21 KiB

Raw Blame History

Mbed OS clocks

Mbed OS clocks.
Table of contents.
1. Revision history.
Introduction.
1. Overview and background.
2. Requirements and assumptions.
System architecture and high-level design.
1. Which clock to use?.
Detailed design.
Usage scenarios and examples.
Other information.
1. Deprecations.
2. References.

Revision history

1.0 - Initial revision (Mbed OS 6.0) - Kevin Bracey - 03 Mar 2020

Introduction

Overview and background

Mbed OS 6.0 provides a set of timing APIs that use C++'s <chrono> library. This provides strong typing for measuring time durations (std::chrono::duration) and time points (std::chrono::time_point). Previous APIs based on integer types are deprecated.

Requirements and assumptions

The new API relies on C++14 to provide the library functions, and allow duration constants like 200ms. Mbed OS 6.0 generally requires a C++14 or later toolchain, so the Chrono API is now possible. Some core APIs are also provided in C form.

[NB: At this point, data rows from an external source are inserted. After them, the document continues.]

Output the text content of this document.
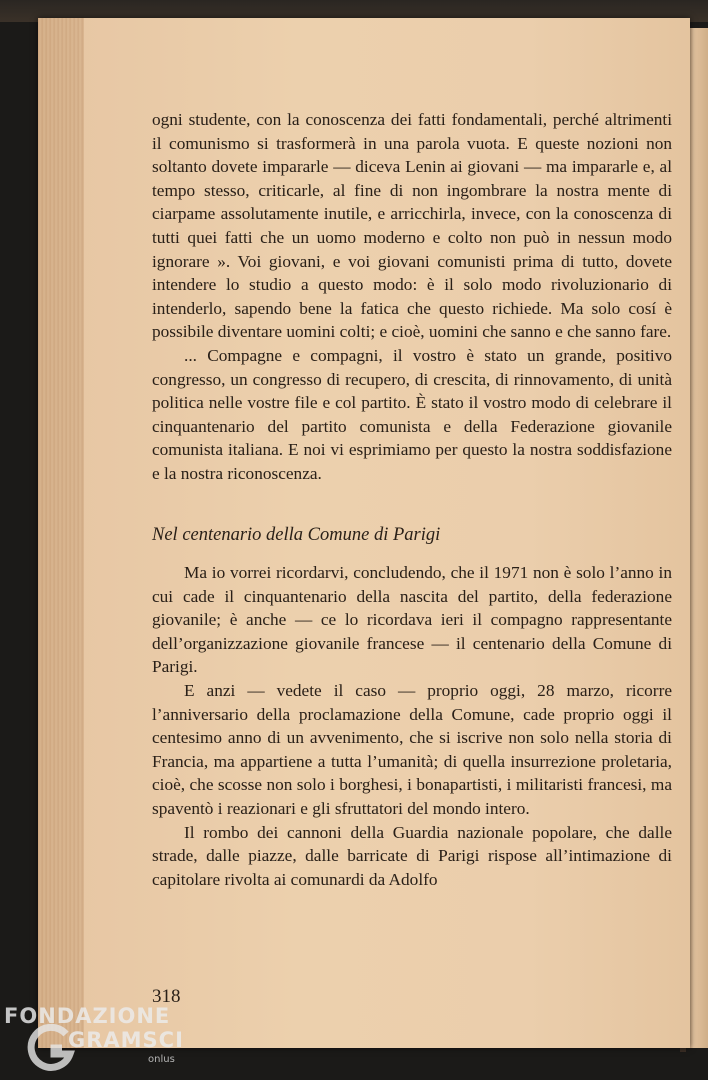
ogni studente, con la conoscenza dei fatti fondamentali, perché altrimenti il comunismo si trasformerà in una parola vuota. E queste nozioni non soltanto dovete impararle — diceva Lenin ai giovani — ma impararle e, al tempo stesso, criticarle, al fine di non ingombrare la nostra mente di ciarpame assolutamente inutile, e arricchirla, invece, con la conoscenza di tutti quei fatti che un uomo moderno e colto non può in nessun modo ignorare ». Voi giovani, e voi giovani comunisti prima di tutto, dovete intendere lo studio a questo modo: è il solo modo rivoluzionario di intenderlo, sapendo bene la fatica che questo richiede. Ma solo cosí è possibile diventare uomini colti; e cioè, uomini che sanno e che sanno fare.

... Compagne e compagni, il vostro è stato un grande, positivo congresso, un congresso di recupero, di crescita, di rinnovamento, di unità politica nelle vostre file e col partito. È stato il vostro modo di celebrare il cinquantenario del partito comunista e della Federazione giovanile comunista italiana. E noi vi esprimiamo per questo la nostra soddisfazione e la nostra riconoscenza.

Nel centenario della Comune di Parigi

Ma io vorrei ricordarvi, concludendo, che il 1971 non è solo l’anno in cui cade il cinquantenario della nascita del partito, della federazione giovanile; è anche — ce lo ricordava ieri il compagno rappresentante dell’organizzazione giovanile francese — il centenario della Comune di Parigi.

E anzi — vedete il caso — proprio oggi, 28 marzo, ricorre l’anniversario della proclamazione della Comune, cade proprio oggi il centesimo anno di un avvenimento, che si iscrive non solo nella storia di Francia, ma appartiene a tutta l’umanità; di quella insurrezione proletaria, cioè, che scosse non solo i borghesi, i bonapartisti, i militaristi francesi, ma spaventò i reazionari e gli sfruttatori del mondo intero.

Il rombo dei cannoni della Guardia nazionale popolare, che dalle strade, dalle piazze, dalle barricate di Parigi rispose all’intimazione di capitolare rivolta ai comunardi da Adolfo

318
FONDAZIONE
GRAMSCI
onlus
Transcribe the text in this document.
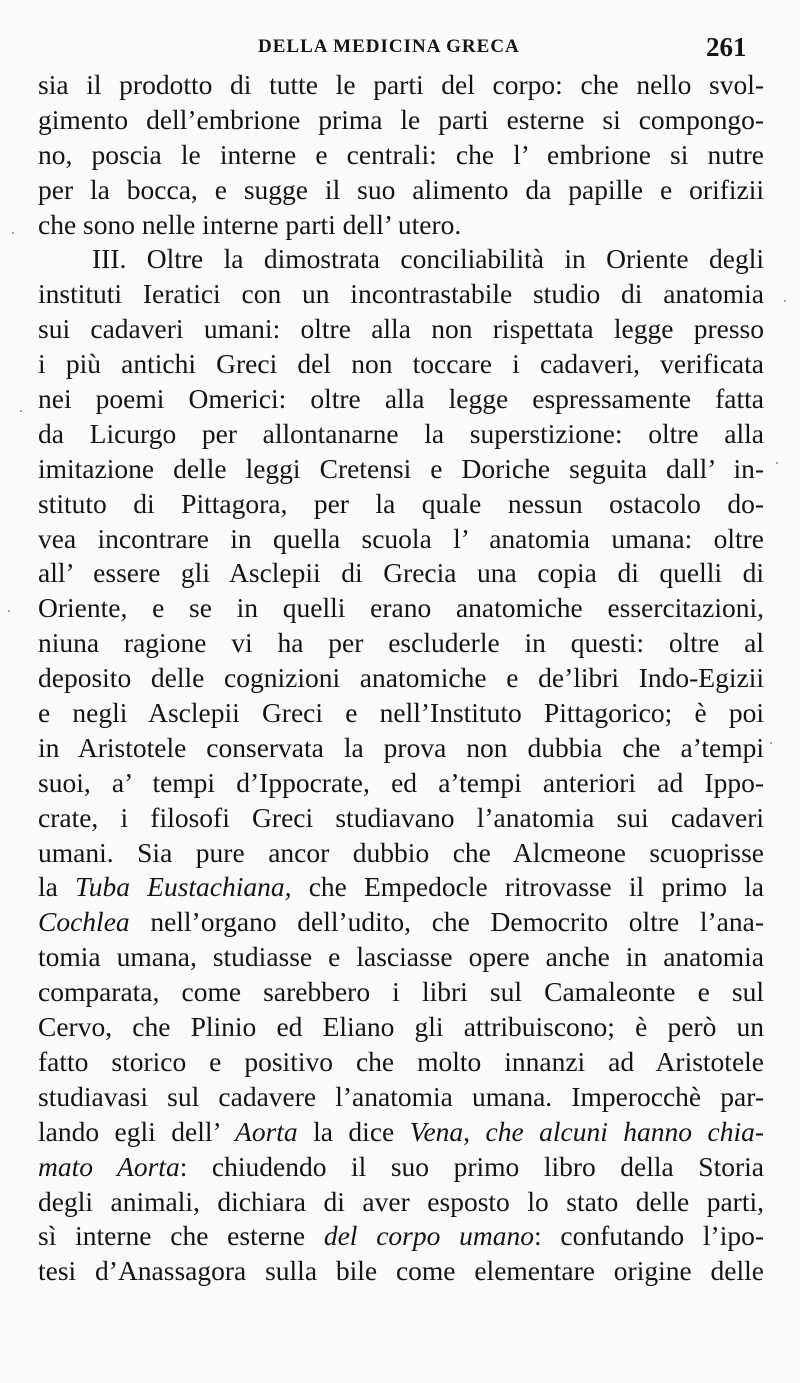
DELLA MEDICINA GRECA	261
sia il prodotto di tutte le parti del corpo: che nello svol-
gimento dell’embrione prima le parti esterne si compongo-
no, poscia le interne e centrali: che l’ embrione si nutre
per la bocca, e sugge il suo alimento da papille e orifizii
che sono nelle interne parti dell’ utero.
III. Oltre la dimostrata conciliabilità in Oriente degli
instituti Ieratici con un incontrastabile studio di anatomia
sui cadaveri umani: oltre alla non rispettata legge presso
i più antichi Greci del non toccare i cadaveri, verificata
nei poemi Omerici: oltre alla legge espressamente fatta
da Licurgo per allontanarne la superstizione: oltre alla
imitazione delle leggi Cretensi e Doriche seguita dall’ in-
stituto di Pittagora, per la quale nessun ostacolo do-
vea incontrare in quella scuola l’ anatomia umana: oltre
all’ essere gli Asclepii di Grecia una copia di quelli di
Oriente, e se in quelli erano anatomiche essercitazioni,
niuna ragione vi ha per escluderle in questi: oltre al
deposito delle cognizioni anatomiche e de’libri Indo-Egizii
e negli Asclepii Greci e nell’Instituto Pittagorico; è poi
in Aristotele conservata la prova non dubbia che a’tempi
suoi, a’ tempi d’Ippocrate, ed a’tempi anteriori ad Ippo-
crate, i filosofi Greci studiavano l’anatomia sui cadaveri
umani. Sia pure ancor dubbio che Alcmeone scuoprisse
la Tuba Eustachiana, che Empedocle ritrovasse il primo la
Cochlea nell’organo dell’udito, che Democrito oltre l’ana-
tomia umana, studiasse e lasciasse opere anche in anatomia
comparata, come sarebbero i libri sul Camaleonte e sul
Cervo, che Plinio ed Eliano gli attribuiscono; è però un
fatto storico e positivo che molto innanzi ad Aristotele
studiavasi sul cadavere l’anatomia umana. Imperocchè par-
lando egli dell’ Aorta la dice Vena, che alcuni hanno chia-
mato Aorta: chiudendo il suo primo libro della Storia
degli animali, dichiara di aver esposto lo stato delle parti,
sì interne che esterne del corpo umano: confutando l’ipo-
tesi d’Anassagora sulla bile come elementare origine delle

System architecture and high-level design

Mbed OS has four primary central clocks:

The RTOS clock. This is managed by the RTOS if present, else based on a HAL clock, and has millisecond resolution.
The high-resolution clock (us_ticker). This is provided by the target's HAL, and has approximately microsecond resolution. It does not run in deep sleep, so its users will usually lock deep sleep.
The low-power clock (lp_ticker). This is provided by most targets' HAL, and has sub-millisecond resolution. It continues to run in deep sleep.
The real-time clock. This is provided by some targets' HAL, often runs when the main CPU does not, and has one-second resolution.

The way these APIs map to hardware varies by target. In some cases, they may use four distinct peripherals, but often they share hardware.

Capabilities and uses of the clocks vary, but they all share the need to describe time points and durations, and as such use the time_point and duration template types from <chrono> to provide strongly-typed APIs.

Which clock to use?

In many higher-level APIs, you do not directly specify a clock - for example EventQueue just takes relative times, with no direct indication of the clock being used. But when implementing such code, you will need to make a choice.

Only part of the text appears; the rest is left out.